In Malaysia, the adoption of Revamping Threat Detection and Correlation systems (50%) and cloud security (49%) are two important measures to be implemented by organisations, followed by securing IoT /OT (44%), identity and access management (43%) and Secure Access Service Edge (SASE) strategy (39%).
“In order to effectively partake in Malaysia’s journey of digital transformation, it is imperative for organisations to design and implement an effective and full-proof cybersecurity strategy,” said country manager, Palo Alto Networks, Malaysia, Suk Hua Lim.
“It is inspiring to see that Malaysian organisations have confidence in their cybersecurity measures and that they are highly aware of taking the right decisions in protecting the nation from cyber disruptions,” she added.
Here are some best practices and recommendations for enterprises to stay ahead of cybersecurity threats:
- Conduct a cybersecurity assessment to better understand, control and mitigate risks.
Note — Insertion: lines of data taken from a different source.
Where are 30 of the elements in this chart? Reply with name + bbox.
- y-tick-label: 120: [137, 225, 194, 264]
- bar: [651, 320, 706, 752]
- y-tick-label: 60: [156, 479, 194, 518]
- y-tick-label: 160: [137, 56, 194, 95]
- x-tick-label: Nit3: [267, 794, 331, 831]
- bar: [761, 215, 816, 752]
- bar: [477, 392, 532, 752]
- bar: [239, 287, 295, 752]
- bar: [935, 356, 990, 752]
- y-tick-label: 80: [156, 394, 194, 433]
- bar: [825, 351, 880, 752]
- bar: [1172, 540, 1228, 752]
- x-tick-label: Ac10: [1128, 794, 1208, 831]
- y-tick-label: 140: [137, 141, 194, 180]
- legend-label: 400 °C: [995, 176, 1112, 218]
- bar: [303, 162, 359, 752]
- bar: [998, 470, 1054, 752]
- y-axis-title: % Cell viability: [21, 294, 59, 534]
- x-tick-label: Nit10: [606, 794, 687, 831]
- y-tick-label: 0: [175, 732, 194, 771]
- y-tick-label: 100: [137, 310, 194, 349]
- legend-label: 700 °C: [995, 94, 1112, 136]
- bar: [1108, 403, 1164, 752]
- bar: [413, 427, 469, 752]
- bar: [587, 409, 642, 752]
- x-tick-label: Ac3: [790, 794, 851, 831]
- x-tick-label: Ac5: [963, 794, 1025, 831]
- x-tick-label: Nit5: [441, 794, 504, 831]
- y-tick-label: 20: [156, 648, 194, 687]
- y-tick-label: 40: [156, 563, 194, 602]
This will help organisations to prioritise countermeasures and identify where resources are needed to defend against sophisticated attacks.
- Adopt a Zero Trust framework to address the cybersecurity threats of today and design architecture with an “assume-breach” mindset. Deploy technology to continuously validate the legitimacy of digital interactions and establish rapid response capabilities to quickly address the early signs of a breach.
- Choose a partner not a product. A good cybersecurity partner can provide the latest threat intelligence and offer practical advice on how to build a cyber resilient architecture across all environments (e.g., on-premises, cloud, edge).